# ATT Nor Cal/Sacramento area people,audio/HT event



## tattoo_Dan (Jan 17, 2009)

http://musicmatters2012.eventbrite.com/#

*
Music Matters 2012
Paradyme Sound & Vision(1732 Fulton Avenue,Sacramento)
Thursday, December 6, 2012 from 4:00 PM to 9:00 PM (PST)
Sacramento, CA

"A special evening of presentations devoted exclusively to the reproduction of high quality music



This is your invitation to Music Matters, our second annual special event devoted to the reproduction of music. Regardless if you use CD’s, Pandora, MOG, ITunes, or Rhapsody, if music is a big part of your life, you’ll want to attend Music Matters.

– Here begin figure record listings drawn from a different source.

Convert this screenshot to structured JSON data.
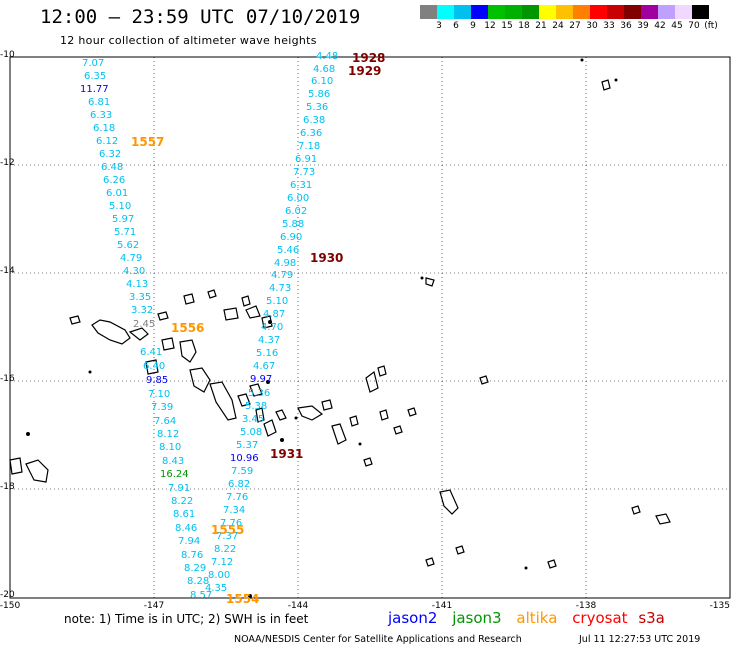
{
  "title": "12:00 – 23:59 UTC 07/10/2019",
  "subtitle": "12 hour collection of altimeter wave heights",
  "colorbar": {
    "colors": [
      "#808080",
      "#00ffff",
      "#00c0f0",
      "#0000ff",
      "#00c000",
      "#00b000",
      "#009600",
      "#ffff00",
      "#ffc000",
      "#ff8000",
      "#ff0000",
      "#c80000",
      "#800000",
      "#a000a0",
      "#c0a0ff",
      "#f0d8ff",
      "#000000"
    ],
    "labels": [
      "3",
      "6",
      "9",
      "12",
      "15",
      "18",
      "21",
      "24",
      "27",
      "30",
      "33",
      "36",
      "39",
      "42",
      "45",
      "70",
      "(ft)"
    ]
  },
  "axes": {
    "x_ticks": [
      "-150",
      "-147",
      "-144",
      "-141",
      "-138",
      "-135"
    ],
    "y_ticks": [
      "-10",
      "-12",
      "-14",
      "-16",
      "-18",
      "-20"
    ]
  },
  "legend": [
    {
      "name": "jason2",
      "color": "#0000ff"
    },
    {
      "name": "jason3",
      "color": "#009600"
    },
    {
      "name": "altika",
      "color": "#ff9600"
    },
    {
      "name": "cryosat",
      "color": "#ff0000"
    },
    {
      "name": "s3a",
      "color": "#c80000"
    }
  ],
  "note": "note: 1) Time is in UTC; 2) SWH is in feet",
  "footer_credit": "NOAA/NESDIS Center for Satellite Applications and Research",
  "footer_time": "Jul 11 12:27:53 UTC 2019",
  "track_labels": [
    {
      "text": "1557",
      "color": "#ff9600"
    },
    {
      "text": "1556",
      "color": "#ff9600"
    },
    {
      "text": "1555",
      "color": "#ff9600"
    },
    {
      "text": "1554",
      "color": "#ff9600"
    },
    {
      "text": "1928",
      "color": "#800000"
    },
    {
      "text": "1929",
      "color": "#800000"
    },
    {
      "text": "1930",
      "color": "#800000"
    },
    {
      "text": "1931",
      "color": "#800000"
    }
  ],
  "wave_values": [
    {
      "text": "7.07",
      "color": "#00c0f0"
    },
    {
      "text": "6.35",
      "color": "#00c0f0"
    },
    {
      "text": "11.77",
      "color": "#0000ff"
    },
    {
      "text": "6.81",
      "color": "#00c0f0"
    },
    {
      "text": "6.33",
      "color": "#00c0f0"
    },
    {
      "text": "6.18",
      "color": "#00c0f0"
    },
    {
      "text": "6.12",
      "color": "#00c0f0"
    },
    {
      "text": "6.32",
      "color": "#00c0f0"
    },
    {
      "text": "6.48",
      "color": "#00c0f0"
    },
    {
      "text": "6.26",
      "color": "#00c0f0"
    },
    {
      "text": "6.01",
      "color": "#00c0f0"
    },
    {
      "text": "5.10",
      "color": "#00c0f0"
    },
    {
      "text": "5.97",
      "color": "#00c0f0"
    },
    {
      "text": "5.71",
      "color": "#00c0f0"
    },
    {
      "text": "5.62",
      "color": "#00c0f0"
    },
    {
      "text": "4.79",
      "color": "#00c0f0"
    },
    {
      "text": "4.30",
      "color": "#00c0f0"
    },
    {
      "text": "4.13",
      "color": "#00c0f0"
    },
    {
      "text": "3.35",
      "color": "#00c0f0"
    },
    {
      "text": "3.32",
      "color": "#00c0f0"
    },
    {
      "text": "2.45",
      "color": "#808080"
    },
    {
      "text": "6.41",
      "color": "#00c0f0"
    },
    {
      "text": "6.40",
      "color": "#00c0f0"
    },
    {
      "text": "9.85",
      "color": "#0000ff"
    },
    {
      "text": "7.10",
      "color": "#00c0f0"
    },
    {
      "text": "7.39",
      "color": "#00c0f0"
    },
    {
      "text": "7.64",
      "color": "#00c0f0"
    },
    {
      "text": "8.12",
      "color": "#00c0f0"
    },
    {
      "text": "8.10",
      "color": "#00c0f0"
    },
    {
      "text": "8.43",
      "color": "#00c0f0"
    },
    {
      "text": "16.24",
      "color": "#009600"
    },
    {
      "text": "7.91",
      "color": "#00c0f0"
    },
    {
      "text": "8.22",
      "color": "#00c0f0"
    },
    {
      "text": "8.61",
      "color": "#00c0f0"
    },
    {
      "text": "8.46",
      "color": "#00c0f0"
    },
    {
      "text": "7.94",
      "color": "#00c0f0"
    },
    {
      "text": "8.76",
      "color": "#00c0f0"
    },
    {
      "text": "8.29",
      "color": "#00c0f0"
    },
    {
      "text": "8.28",
      "color": "#00c0f0"
    },
    {
      "text": "8.57",
      "color": "#00c0f0"
    },
    {
      "text": "4.48",
      "color": "#00c0f0"
    },
    {
      "text": "4.68",
      "color": "#00c0f0"
    },
    {
      "text": "6.10",
      "color": "#00c0f0"
    },
    {
      "text": "5.86",
      "color": "#00c0f0"
    },
    {
      "text": "5.36",
      "color": "#00c0f0"
    },
    {
      "text": "6.38",
      "color": "#00c0f0"
    },
    {
      "text": "6.36",
      "color": "#00c0f0"
    },
    {
      "text": "7.18",
      "color": "#00c0f0"
    },
    {
      "text": "6.91",
      "color": "#00c0f0"
    },
    {
      "text": "7.73",
      "color": "#00c0f0"
    },
    {
      "text": "6.31",
      "color": "#00c0f0"
    },
    {
      "text": "6.00",
      "color": "#00c0f0"
    },
    {
      "text": "6.02",
      "color": "#00c0f0"
    },
    {
      "text": "5.88",
      "color": "#00c0f0"
    },
    {
      "text": "6.90",
      "color": "#00c0f0"
    },
    {
      "text": "5.46",
      "color": "#00c0f0"
    },
    {
      "text": "4.98",
      "color": "#00c0f0"
    },
    {
      "text": "4.79",
      "color": "#00c0f0"
    },
    {
      "text": "4.73",
      "color": "#00c0f0"
    },
    {
      "text": "5.10",
      "color": "#00c0f0"
    },
    {
      "text": "4.87",
      "color": "#00c0f0"
    },
    {
      "text": "4.70",
      "color": "#00c0f0"
    },
    {
      "text": "4.37",
      "color": "#00c0f0"
    },
    {
      "text": "5.16",
      "color": "#00c0f0"
    },
    {
      "text": "4.67",
      "color": "#00c0f0"
    },
    {
      "text": "9.97",
      "color": "#0000ff"
    },
    {
      "text": "5.36",
      "color": "#00c0f0"
    },
    {
      "text": "5.38",
      "color": "#00c0f0"
    },
    {
      "text": "3.45",
      "color": "#00c0f0"
    },
    {
      "text": "5.08",
      "color": "#00c0f0"
    },
    {
      "text": "5.37",
      "color": "#00c0f0"
    },
    {
      "text": "10.96",
      "color": "#0000ff"
    },
    {
      "text": "7.59",
      "color": "#00c0f0"
    },
    {
      "text": "6.82",
      "color": "#00c0f0"
    },
    {
      "text": "7.76",
      "color": "#00c0f0"
    },
    {
      "text": "7.34",
      "color": "#00c0f0"
    },
    {
      "text": "7.76",
      "color": "#00c0f0"
    },
    {
      "text": "7.37",
      "color": "#00c0f0"
    },
    {
      "text": "8.22",
      "color": "#00c0f0"
    },
    {
      "text": "7.12",
      "color": "#00c0f0"
    },
    {
      "text": "8.00",
      "color": "#00c0f0"
    },
    {
      "text": "4.35",
      "color": "#00c0f0"
    }
  ]
}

Learn about ways to dramatically improved the sound. You will see and hear the absolutely finest music systems available, presented by our manufacturers, in 30 minute sessions, in four sound rooms.

Geoffery MarksOur guest speaker, Geoffrey Marks, from Sonos, representing the leading pioneer in streaming music technology will be presenting the present and future directions of this exciting industry.





See how our vendor partners are addressing this wonderfull would of unlimited music in ways that radically improve the playback of these music."

AudioQuest, B&W, Classe', GoldenEar, Integra, McIntosh, NAD, Peachtree, Paradigm, and Pioneer.


*


----------



## bxbigpipi (Feb 2, 2012)

Wow very nice!! I wish they had something like this in N.Y. I would definitely attend. It would be nice to hear all that high end equipment!!


----------